Saat 16.30 olduğunda bekleme salonu kalabalıklaştı ve yavaş yavaş bizi gösteri salonuna aldılar. Yerlerimize geçtik ve misafirimizi beklemeye koyulduk. Bu arada yeni aldığım not defterimi ve kalemimi de hazırladım. 17.05’de Beşir Ayvazoğlu Beyefendi kapıda göründü. Şık giyimi ve asil duruşuyla İstanbul beyefendisi intibaı oluşturdu bende.
Bursalı yazar arkadaşları ile selamlaştı ve daha sonra bizleri selamlayarak alkışlar eşliğinde sahneye çıktı. Öncelikli olarak kendi hayatından, yazarlığa nasıl başladığından bahsetti. Ağzından çıkan her kelimeyi pür dikkat dinledim ve hepsini yazmaya çalıştım.

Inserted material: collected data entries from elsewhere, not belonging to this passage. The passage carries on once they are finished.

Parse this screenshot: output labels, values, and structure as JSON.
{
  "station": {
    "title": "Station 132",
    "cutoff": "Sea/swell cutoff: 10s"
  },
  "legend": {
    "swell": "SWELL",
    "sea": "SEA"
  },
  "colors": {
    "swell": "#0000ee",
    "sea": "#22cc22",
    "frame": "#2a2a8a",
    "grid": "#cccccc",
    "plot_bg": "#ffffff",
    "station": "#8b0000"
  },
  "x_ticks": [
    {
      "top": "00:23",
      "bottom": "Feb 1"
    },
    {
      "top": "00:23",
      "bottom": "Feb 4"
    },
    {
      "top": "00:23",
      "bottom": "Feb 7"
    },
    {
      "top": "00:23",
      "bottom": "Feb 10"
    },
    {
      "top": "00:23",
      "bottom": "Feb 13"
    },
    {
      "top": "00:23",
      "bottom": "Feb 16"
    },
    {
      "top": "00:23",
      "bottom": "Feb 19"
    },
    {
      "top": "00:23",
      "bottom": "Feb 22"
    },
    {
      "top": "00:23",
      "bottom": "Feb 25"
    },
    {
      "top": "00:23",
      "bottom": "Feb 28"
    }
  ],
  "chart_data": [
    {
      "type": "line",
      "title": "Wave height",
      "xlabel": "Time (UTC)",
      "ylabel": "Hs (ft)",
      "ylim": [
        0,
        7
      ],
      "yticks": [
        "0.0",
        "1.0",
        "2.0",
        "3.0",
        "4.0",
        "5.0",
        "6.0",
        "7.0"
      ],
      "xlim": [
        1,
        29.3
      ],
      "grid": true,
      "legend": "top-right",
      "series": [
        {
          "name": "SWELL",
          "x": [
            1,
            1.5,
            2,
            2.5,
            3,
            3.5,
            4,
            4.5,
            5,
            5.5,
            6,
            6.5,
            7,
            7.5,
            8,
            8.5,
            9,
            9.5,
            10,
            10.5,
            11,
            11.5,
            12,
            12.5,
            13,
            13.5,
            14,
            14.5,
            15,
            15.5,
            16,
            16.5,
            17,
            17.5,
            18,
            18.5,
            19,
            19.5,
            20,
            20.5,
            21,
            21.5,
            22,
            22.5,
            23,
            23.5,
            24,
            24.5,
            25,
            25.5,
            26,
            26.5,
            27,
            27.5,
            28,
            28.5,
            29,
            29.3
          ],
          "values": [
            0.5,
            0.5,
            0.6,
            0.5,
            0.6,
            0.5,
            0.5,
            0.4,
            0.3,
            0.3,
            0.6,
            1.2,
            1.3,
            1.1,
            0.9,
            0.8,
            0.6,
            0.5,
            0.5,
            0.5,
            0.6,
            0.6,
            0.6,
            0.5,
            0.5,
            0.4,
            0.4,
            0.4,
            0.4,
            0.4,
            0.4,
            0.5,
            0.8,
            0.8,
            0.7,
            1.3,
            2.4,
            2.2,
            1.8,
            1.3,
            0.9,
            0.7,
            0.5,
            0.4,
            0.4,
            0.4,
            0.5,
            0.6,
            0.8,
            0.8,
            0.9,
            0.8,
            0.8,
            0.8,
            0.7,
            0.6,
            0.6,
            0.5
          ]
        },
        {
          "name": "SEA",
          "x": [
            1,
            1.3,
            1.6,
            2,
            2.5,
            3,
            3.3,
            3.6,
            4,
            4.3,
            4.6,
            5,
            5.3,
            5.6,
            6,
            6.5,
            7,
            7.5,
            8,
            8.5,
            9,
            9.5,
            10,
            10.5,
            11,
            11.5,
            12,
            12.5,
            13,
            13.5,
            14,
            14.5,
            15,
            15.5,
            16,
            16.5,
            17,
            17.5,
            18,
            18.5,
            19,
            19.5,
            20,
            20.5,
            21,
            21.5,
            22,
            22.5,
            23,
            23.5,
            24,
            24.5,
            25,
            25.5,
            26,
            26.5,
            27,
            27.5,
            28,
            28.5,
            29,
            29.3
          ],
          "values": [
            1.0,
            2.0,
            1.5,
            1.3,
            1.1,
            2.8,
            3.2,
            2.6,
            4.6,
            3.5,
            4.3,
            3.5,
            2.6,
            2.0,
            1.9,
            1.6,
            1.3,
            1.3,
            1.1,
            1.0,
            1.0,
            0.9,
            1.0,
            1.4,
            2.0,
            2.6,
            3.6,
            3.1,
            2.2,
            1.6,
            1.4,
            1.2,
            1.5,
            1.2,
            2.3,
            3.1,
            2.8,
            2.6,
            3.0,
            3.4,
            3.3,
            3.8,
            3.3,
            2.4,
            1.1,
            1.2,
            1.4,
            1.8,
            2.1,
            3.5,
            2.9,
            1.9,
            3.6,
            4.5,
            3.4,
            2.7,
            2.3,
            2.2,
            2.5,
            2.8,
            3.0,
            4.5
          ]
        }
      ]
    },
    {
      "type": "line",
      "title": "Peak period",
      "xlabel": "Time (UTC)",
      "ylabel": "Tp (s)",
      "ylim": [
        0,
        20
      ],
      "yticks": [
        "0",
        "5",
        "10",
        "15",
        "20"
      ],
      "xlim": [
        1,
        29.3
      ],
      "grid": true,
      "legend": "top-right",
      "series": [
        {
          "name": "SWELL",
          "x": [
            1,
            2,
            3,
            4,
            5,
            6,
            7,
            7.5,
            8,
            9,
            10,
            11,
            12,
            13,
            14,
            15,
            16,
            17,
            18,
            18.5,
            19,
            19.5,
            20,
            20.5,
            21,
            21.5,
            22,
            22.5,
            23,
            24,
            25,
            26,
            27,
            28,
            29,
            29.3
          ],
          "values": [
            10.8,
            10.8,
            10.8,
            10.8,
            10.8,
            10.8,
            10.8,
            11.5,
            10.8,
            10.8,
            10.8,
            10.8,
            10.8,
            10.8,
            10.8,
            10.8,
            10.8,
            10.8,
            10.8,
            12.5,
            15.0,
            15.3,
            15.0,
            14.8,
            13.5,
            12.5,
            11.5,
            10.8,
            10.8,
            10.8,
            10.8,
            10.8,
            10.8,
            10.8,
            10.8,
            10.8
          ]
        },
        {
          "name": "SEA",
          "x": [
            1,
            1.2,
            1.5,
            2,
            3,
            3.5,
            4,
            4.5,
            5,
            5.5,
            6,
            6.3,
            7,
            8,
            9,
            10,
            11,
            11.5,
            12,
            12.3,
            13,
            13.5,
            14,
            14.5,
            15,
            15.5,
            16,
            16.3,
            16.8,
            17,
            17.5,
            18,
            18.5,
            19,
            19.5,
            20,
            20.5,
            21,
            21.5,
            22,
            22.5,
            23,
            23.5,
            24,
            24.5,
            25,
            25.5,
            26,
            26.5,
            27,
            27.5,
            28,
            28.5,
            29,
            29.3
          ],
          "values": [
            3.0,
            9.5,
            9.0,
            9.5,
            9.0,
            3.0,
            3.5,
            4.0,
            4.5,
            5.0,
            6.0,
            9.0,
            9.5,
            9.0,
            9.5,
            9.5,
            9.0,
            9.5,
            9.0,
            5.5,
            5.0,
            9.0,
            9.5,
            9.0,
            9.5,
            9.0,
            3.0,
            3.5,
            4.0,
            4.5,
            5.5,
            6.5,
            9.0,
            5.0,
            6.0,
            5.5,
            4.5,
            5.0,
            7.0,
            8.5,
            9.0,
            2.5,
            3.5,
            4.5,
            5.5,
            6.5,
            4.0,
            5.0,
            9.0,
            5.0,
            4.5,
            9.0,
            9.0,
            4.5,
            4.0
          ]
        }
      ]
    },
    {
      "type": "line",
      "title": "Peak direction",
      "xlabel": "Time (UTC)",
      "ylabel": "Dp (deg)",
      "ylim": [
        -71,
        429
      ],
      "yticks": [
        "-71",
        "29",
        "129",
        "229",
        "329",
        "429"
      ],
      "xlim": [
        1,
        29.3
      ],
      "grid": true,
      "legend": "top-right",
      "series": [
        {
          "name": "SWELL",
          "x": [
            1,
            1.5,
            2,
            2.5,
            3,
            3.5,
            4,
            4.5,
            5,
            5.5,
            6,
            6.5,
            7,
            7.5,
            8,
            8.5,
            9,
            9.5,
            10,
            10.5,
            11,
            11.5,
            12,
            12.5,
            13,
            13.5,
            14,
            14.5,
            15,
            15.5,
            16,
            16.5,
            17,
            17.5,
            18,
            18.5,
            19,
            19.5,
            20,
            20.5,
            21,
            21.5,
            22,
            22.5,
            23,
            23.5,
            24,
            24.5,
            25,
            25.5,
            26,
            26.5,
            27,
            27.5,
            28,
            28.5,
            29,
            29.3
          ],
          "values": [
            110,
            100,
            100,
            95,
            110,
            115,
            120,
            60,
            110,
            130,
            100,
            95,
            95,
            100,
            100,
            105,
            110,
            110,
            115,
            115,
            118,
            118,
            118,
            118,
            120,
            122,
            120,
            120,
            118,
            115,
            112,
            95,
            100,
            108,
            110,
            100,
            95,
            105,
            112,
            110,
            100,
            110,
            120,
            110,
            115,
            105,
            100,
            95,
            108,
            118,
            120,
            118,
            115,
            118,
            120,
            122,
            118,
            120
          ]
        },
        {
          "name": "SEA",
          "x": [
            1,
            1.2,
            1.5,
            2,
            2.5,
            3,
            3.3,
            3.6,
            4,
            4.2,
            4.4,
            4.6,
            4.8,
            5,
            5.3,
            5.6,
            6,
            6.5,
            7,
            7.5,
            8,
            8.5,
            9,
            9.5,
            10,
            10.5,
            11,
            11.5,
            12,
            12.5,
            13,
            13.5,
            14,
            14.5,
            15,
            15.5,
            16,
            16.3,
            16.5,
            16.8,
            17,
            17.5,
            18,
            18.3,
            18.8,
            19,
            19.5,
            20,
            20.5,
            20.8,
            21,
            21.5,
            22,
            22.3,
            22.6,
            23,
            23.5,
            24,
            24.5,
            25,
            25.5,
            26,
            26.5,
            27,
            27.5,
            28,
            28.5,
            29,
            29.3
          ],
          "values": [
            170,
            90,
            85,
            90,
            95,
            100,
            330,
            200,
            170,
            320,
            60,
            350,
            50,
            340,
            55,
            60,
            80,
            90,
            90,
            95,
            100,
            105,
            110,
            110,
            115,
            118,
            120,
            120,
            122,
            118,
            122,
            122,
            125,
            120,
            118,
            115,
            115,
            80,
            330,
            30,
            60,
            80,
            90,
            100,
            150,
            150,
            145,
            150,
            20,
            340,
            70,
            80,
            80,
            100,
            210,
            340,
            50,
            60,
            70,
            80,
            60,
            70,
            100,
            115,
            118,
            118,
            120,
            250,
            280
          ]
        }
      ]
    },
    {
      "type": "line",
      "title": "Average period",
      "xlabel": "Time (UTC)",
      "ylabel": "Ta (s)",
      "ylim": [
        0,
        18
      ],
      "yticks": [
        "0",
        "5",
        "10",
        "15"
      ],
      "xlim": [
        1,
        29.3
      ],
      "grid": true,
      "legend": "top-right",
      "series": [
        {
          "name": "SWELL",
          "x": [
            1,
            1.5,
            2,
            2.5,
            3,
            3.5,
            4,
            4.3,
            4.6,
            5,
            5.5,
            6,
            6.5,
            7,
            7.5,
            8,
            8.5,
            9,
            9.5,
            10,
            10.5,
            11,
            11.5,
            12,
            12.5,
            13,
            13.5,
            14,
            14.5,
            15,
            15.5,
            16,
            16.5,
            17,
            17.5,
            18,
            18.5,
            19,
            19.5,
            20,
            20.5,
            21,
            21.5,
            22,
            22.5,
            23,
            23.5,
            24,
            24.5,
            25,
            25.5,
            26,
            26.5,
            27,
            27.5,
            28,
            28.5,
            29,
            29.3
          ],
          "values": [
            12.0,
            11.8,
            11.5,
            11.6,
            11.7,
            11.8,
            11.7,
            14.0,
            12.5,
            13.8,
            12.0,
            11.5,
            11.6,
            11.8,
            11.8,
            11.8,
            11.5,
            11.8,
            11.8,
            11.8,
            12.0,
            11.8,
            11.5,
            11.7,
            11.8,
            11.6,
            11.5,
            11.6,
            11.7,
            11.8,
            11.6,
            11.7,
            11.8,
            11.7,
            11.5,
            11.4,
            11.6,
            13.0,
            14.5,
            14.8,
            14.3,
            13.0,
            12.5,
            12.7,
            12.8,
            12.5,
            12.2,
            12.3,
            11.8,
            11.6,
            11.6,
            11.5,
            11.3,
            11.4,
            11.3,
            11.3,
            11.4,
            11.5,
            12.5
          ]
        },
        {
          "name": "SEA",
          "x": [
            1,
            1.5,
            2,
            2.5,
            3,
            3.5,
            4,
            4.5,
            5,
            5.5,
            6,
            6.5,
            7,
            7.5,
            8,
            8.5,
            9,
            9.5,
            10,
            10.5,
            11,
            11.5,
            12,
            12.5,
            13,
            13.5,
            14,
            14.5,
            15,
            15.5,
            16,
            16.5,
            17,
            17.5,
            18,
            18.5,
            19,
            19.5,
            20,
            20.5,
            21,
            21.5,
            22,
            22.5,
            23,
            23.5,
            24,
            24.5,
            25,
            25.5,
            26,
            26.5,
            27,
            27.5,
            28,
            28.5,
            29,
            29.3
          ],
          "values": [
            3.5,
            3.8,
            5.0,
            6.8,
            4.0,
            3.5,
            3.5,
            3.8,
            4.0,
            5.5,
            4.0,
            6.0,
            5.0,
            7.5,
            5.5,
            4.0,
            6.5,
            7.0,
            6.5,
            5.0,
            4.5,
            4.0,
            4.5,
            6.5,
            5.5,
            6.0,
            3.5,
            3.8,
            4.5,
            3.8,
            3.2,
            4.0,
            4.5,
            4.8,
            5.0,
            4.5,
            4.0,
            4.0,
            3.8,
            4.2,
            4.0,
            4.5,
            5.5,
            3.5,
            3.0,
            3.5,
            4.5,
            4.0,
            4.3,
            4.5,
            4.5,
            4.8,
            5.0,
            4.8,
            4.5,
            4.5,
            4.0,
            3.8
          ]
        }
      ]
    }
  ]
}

Hülâsa yazarlığın uzun bir serüven olduğunu; gözümüzü büyük hedeflere dikmemiz gerektiğini; okumayı ve yazmayı bir yaşam tarzı haline getirmemiz; sürekli azimli, kararlı ve istekli olmamız, rüyalarımızda bile yazmamız gerektiğini, öncelikle Türk edebiyatını ve sonra Dünya edebiyatını okumamız gerektiğini belirtti.
1 saat süren eğitim ve yarım saatlik soru cevapların ardından sona gelinmişti. Yaklaşık 7 sayfa not almıştım. 51 yıllık yazarlık hayatına 60 kitap sığdırmış, Türk edebiyatında önemli bir yer etmiş, son derece mütevazı ve beyefendi kişiliği ile beni kendisine hayran bırakmıştı değerli üstad.
Salondan ayrılırken içimi hem huzurun hem de çok kıymetli bilgilerin sardığını hissettim.
İleriki haftalardaki izlenimlerimde tekrar buluşmak dileğiyle.